Cost₂ = Cost₁(Size₂/Size₁)^0.6

Lang Factor

Fixed capital investment = Σ(equipment costs) × Lang factor
For solid processing plants: Lang factor ≈ 3.1
For fluid processing plants: Lang factor ≈ 4.7
For mixed processing plants: Lang factor ≈ 3.6

Operating Cost Estimation

Manufacturing Costs

Direct production costs
Fixed charges
Plant overhead costs
General expenses

Profitability Analysis

Payback period = Total capital investment / Annual cash flow
Return on investment (ROI) = (Annual profit / Total capital investment) × 100%
Net present value (NPV) = Σ[CFt/(1+r)^t] – Initial investment
Internal rate of return (IRR): r when NPV = 0

Safety & Environmental

Hazard Analysis

HAZOP (Hazard and Operability Study)

Systematic examination of process deviations
Guide words: No, More, Less, As Well As, Part Of, Reverse, Other Than

Risk Assessment Matrix

Likelihood × Consequence = Risk level

Emission Control

Air Pollution Control Efficiency

Efficiency = (inlet concentration – outlet concentration) / inlet concentration × 100%

Wastewater Treatment Parameters

BOD (Biochemical Oxygen Demand)
COD (Chemical Oxygen Demand)
TOC (Total Organic Carbon)
TSS (Total Suspended Solids)

Common Chemical Processes

Petrochemicals

Crude oil distillation
Catalytic cracking
Reforming
Alkylation

Polymers

Addition polymerization
Condensation polymerization
Injection molding
Extrusion

Biochemical

Fermentation
Enzymatic reactions
Bioreactors
Downstream processing (filtration, chromatography)

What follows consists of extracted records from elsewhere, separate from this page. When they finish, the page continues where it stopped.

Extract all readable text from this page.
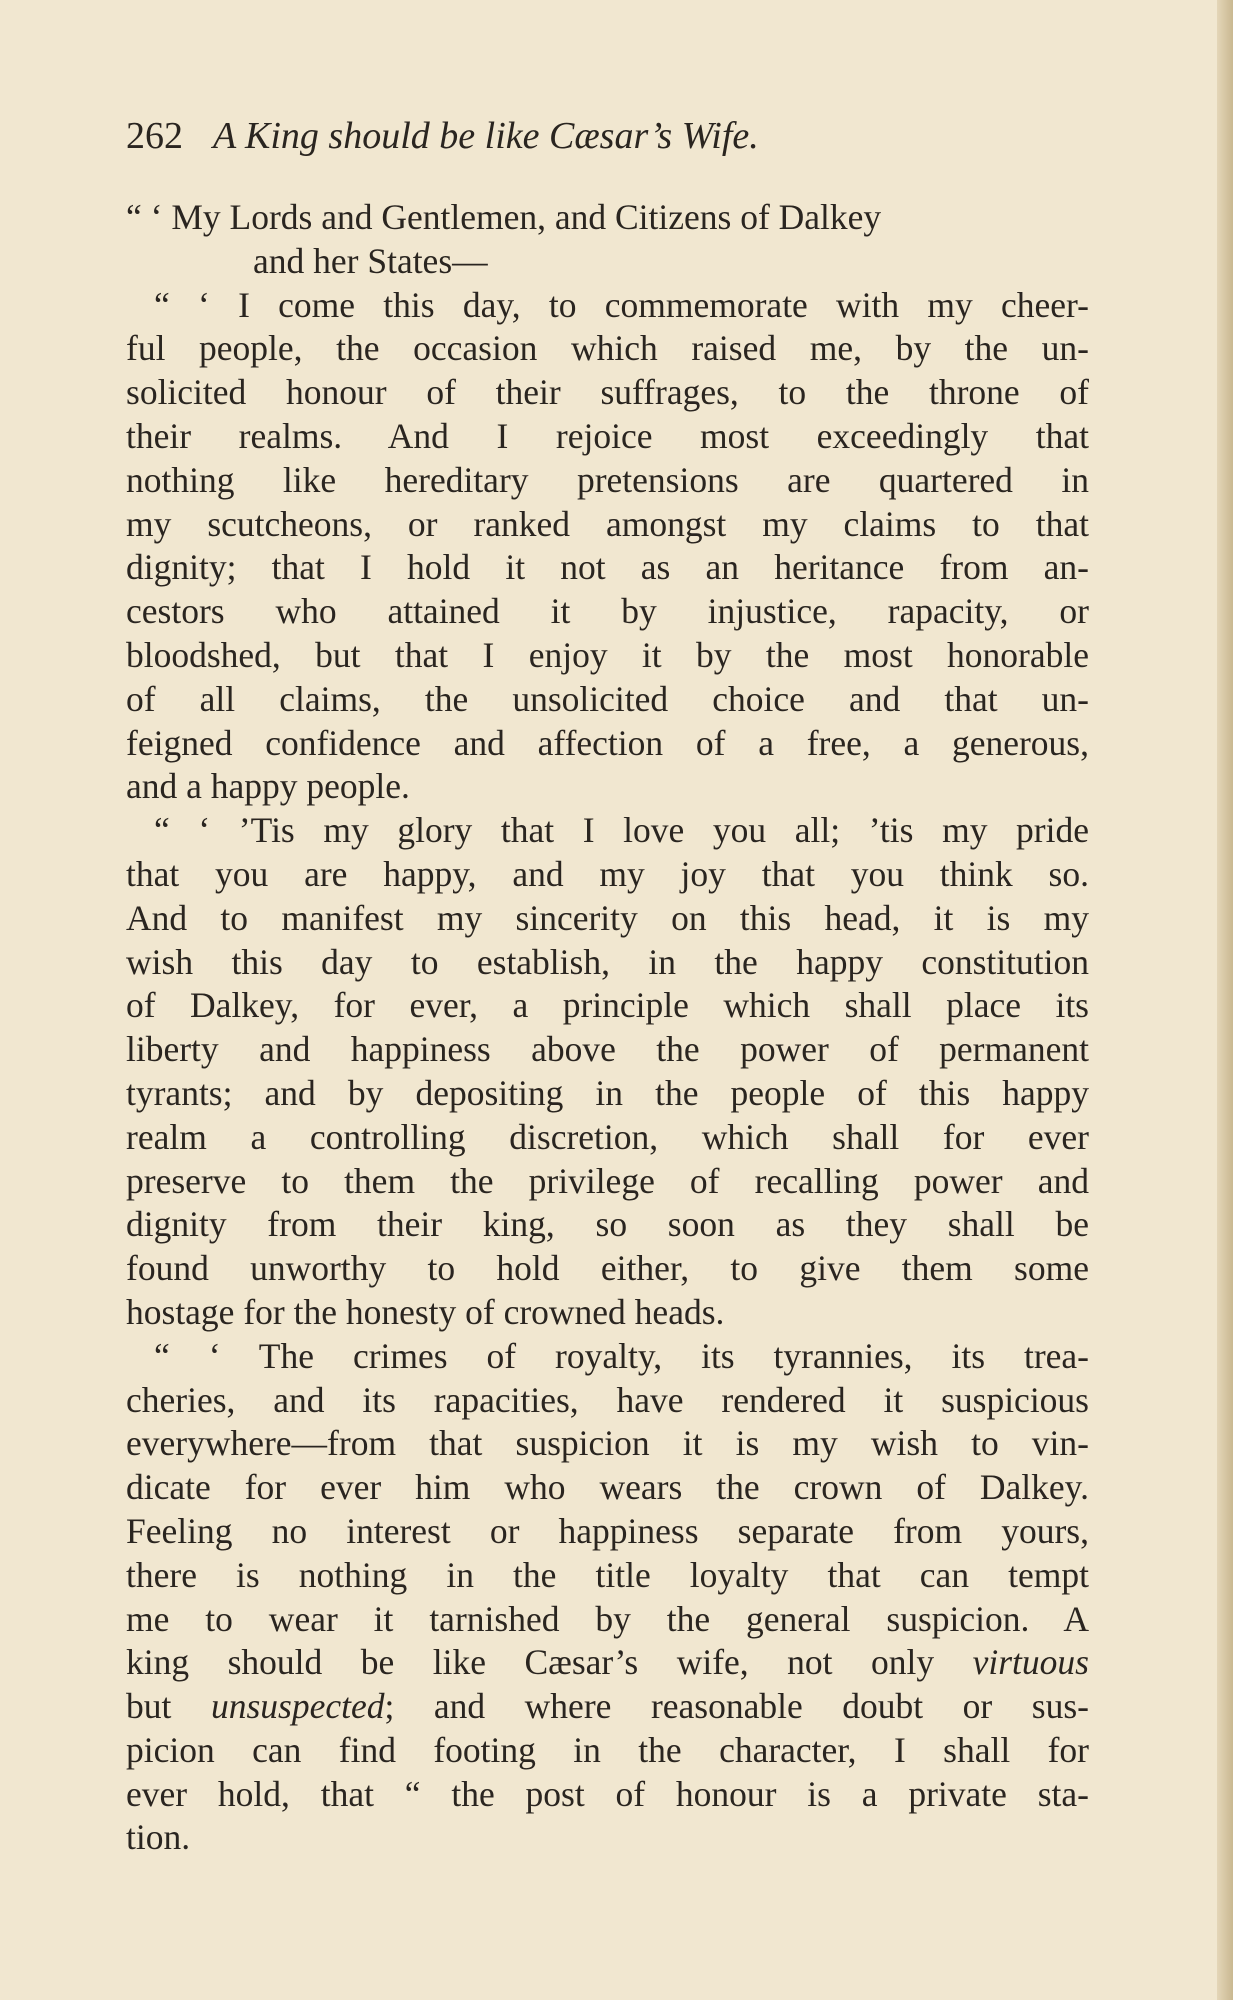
262 A King should be like Cæsar’s Wife.
“ ‘ My Lords and Gentlemen, and Citizens of Dalkey
and her States—
“ ‘ I come this day, to commemorate with my cheer-
ful people, the occasion which raised me, by the un-
solicited honour of their suffrages, to the throne of
their realms. And I rejoice most exceedingly that
nothing like hereditary pretensions are quartered in
my scutcheons, or ranked amongst my claims to that
dignity; that I hold it not as an heritance from an-
cestors who attained it by injustice, rapacity, or
bloodshed, but that I enjoy it by the most honorable
of all claims, the unsolicited choice and that un-
feigned confidence and affection of a free, a generous,
and a happy people.
“ ‘ ’Tis my glory that I love you all; ’tis my pride
that you are happy, and my joy that you think so.
And to manifest my sincerity on this head, it is my
wish this day to establish, in the happy constitution
of Dalkey, for ever, a principle which shall place its
liberty and happiness above the power of permanent
tyrants; and by depositing in the people of this happy
realm a controlling discretion, which shall for ever
preserve to them the privilege of recalling power and
dignity from their king, so soon as they shall be
found unworthy to hold either, to give them some
hostage for the honesty of crowned heads.
“ ‘ The crimes of royalty, its tyrannies, its trea-
cheries, and its rapacities, have rendered it suspicious
everywhere—from that suspicion it is my wish to vin-
dicate for ever him who wears the crown of Dalkey.
Feeling no interest or happiness separate from yours,
there is nothing in the title loyalty that can tempt
me to wear it tarnished by the general suspicion. A
king should be like Cæsar’s wife, not only virtuous
but unsuspected; and where reasonable doubt or sus-
picion can find footing in the character, I shall for
ever hold, that “ the post of honour is a private sta-
tion.
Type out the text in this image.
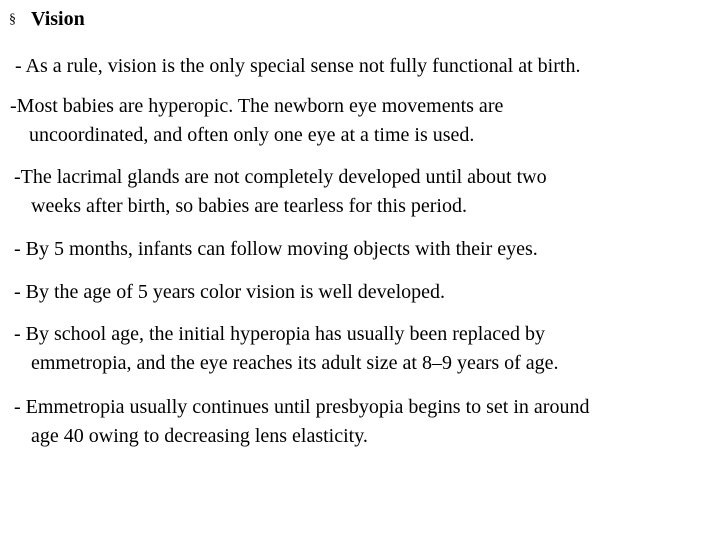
§ Vision
- As a rule, vision is the only special sense not fully functional at birth.
-Most babies are hyperopic. The newborn eye movements are
uncoordinated, and often only one eye at a time is used.
-The lacrimal glands are not completely developed until about two
weeks after birth, so babies are tearless for this period.
- By 5 months, infants can follow moving objects with their eyes.
- By the age of 5 years color vision is well developed.
- By school age, the initial hyperopia has usually been replaced by
emmetropia, and the eye reaches its adult size at 8–9 years of age.
- Emmetropia usually continues until presbyopia begins to set in around
age 40 owing to decreasing lens elasticity.
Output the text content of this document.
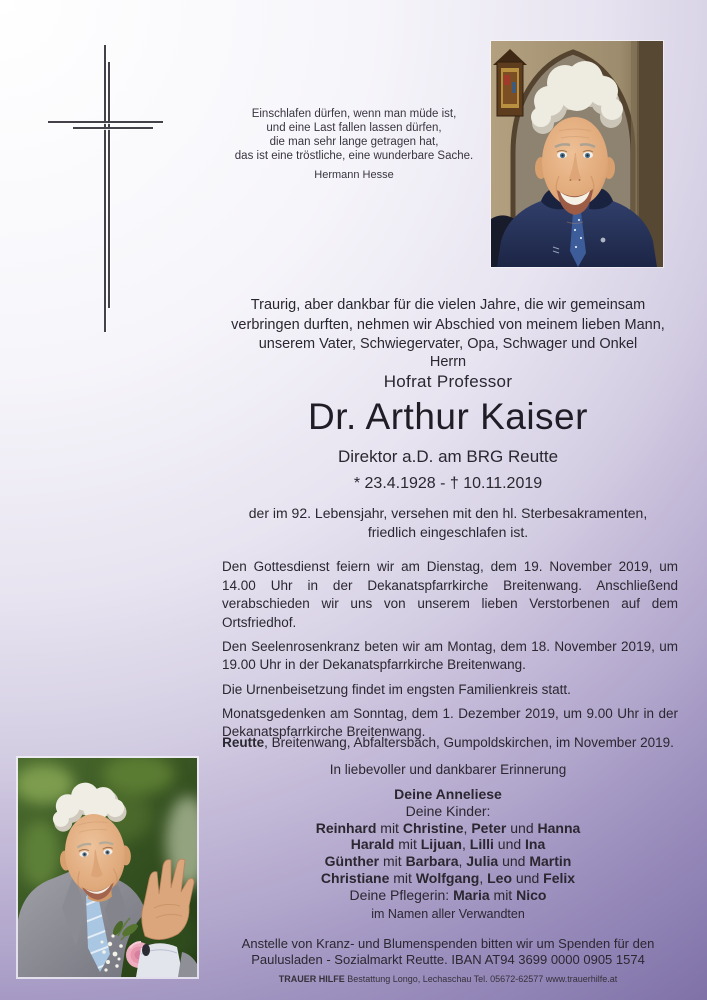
Einschlafen dürfen, wenn man müde ist,
und eine Last fallen lassen dürfen,
die man sehr lange getragen hat,
das ist eine tröstliche, eine wunderbare Sache.
Hermann Hesse
Traurig, aber dankbar für die vielen Jahre, die wir gemeinsam
verbringen durften, nehmen wir Abschied von meinem lieben Mann,
unserem Vater, Schwiegervater, Opa, Schwager und Onkel
Herrn
Hofrat Professor
Dr. Arthur Kaiser
Direktor a.D. am BRG Reutte
* 23.4.1928 - † 10.11.2019
der im 92. Lebensjahr, versehen mit den hl. Sterbesakramenten,
friedlich eingeschlafen ist.

Den Gottesdienst feiern wir am Dienstag, dem 19. November 2019, um 14.00 Uhr in der Dekanatspfarrkirche Breitenwang. Anschließend verabschieden wir uns von unserem lieben Verstorbenen auf dem Ortsfriedhof.

Den Seelenrosenkranz beten wir am Montag, dem 18. November 2019, um 19.00 Uhr in der Dekanatspfarrkirche Breitenwang.

Die Urnenbeisetzung findet im engsten Familienkreis statt.

Monatsgedenken am Sonntag, dem 1. Dezember 2019, um 9.00 Uhr in der Dekanatspfarrkirche Breitenwang.

Reutte, Breitenwang, Abfaltersbach, Gumpoldskirchen, im November 2019.
In liebevoller und dankbarer Erinnerung
Deine Anneliese
Deine Kinder:
Reinhard mit Christine, Peter und Hanna
Harald mit Lijuan, Lilli und Ina
Günther mit Barbara, Julia und Martin
Christiane mit Wolfgang, Leo und Felix
Deine Pflegerin: Maria mit Nico
im Namen aller Verwandten
Anstelle von Kranz- und Blumenspenden bitten wir um Spenden für den
Paulusladen - Sozialmarkt Reutte. IBAN AT94 3699 0000 0905 1574
TRAUER HILFE Bestattung Longo, Lechaschau Tel. 05672-62577 www.trauerhilfe.at
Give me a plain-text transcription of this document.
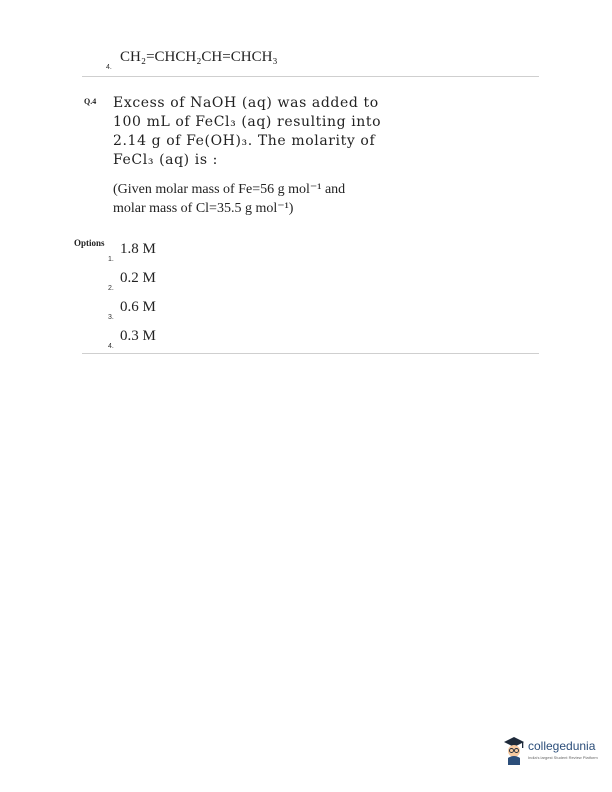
4.
CH₂=CHCH₂CH=CHCH₃
Q.4 Excess of NaOH (aq) was added to
100 mL of FeCl₃ (aq) resulting into
2.14 g of Fe(OH)₃. The molarity of
FeCl₃ (aq) is :
(Given molar mass of Fe=56 g mol⁻¹ and
molar mass of Cl=35.5 g mol⁻¹)
Options
1.
1.8 M
2.
0.2 M
3.
0.6 M
4.
0.3 M
collegedunia
India's largest Student Review Platform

Resources for Further Learning

Professional Organizations

American Institute of Chemical Engineers (AIChE)
Institution of Chemical Engineers (IChemE)
Society of Chemical Industry (SCI)

Key Reference Books

Perry’s Chemical Engineers’ Handbook
Coulson and Richardson’s Chemical Engineering
Unit Operations of Chemical Engineering (McCabe)
Chemical Process Safety (Crowl and Louvar)

Online Resources

National Institute of Standards and Technology (NIST)
Chemical Engineering World
MIT OpenCourseWare – Chemical Engineering
Process Engineering Associates Technical Resources

This cheatsheet provides a comprehensive reference for chemical engineering fundamentals. Always verify calculations and consult detailed references for specific applications.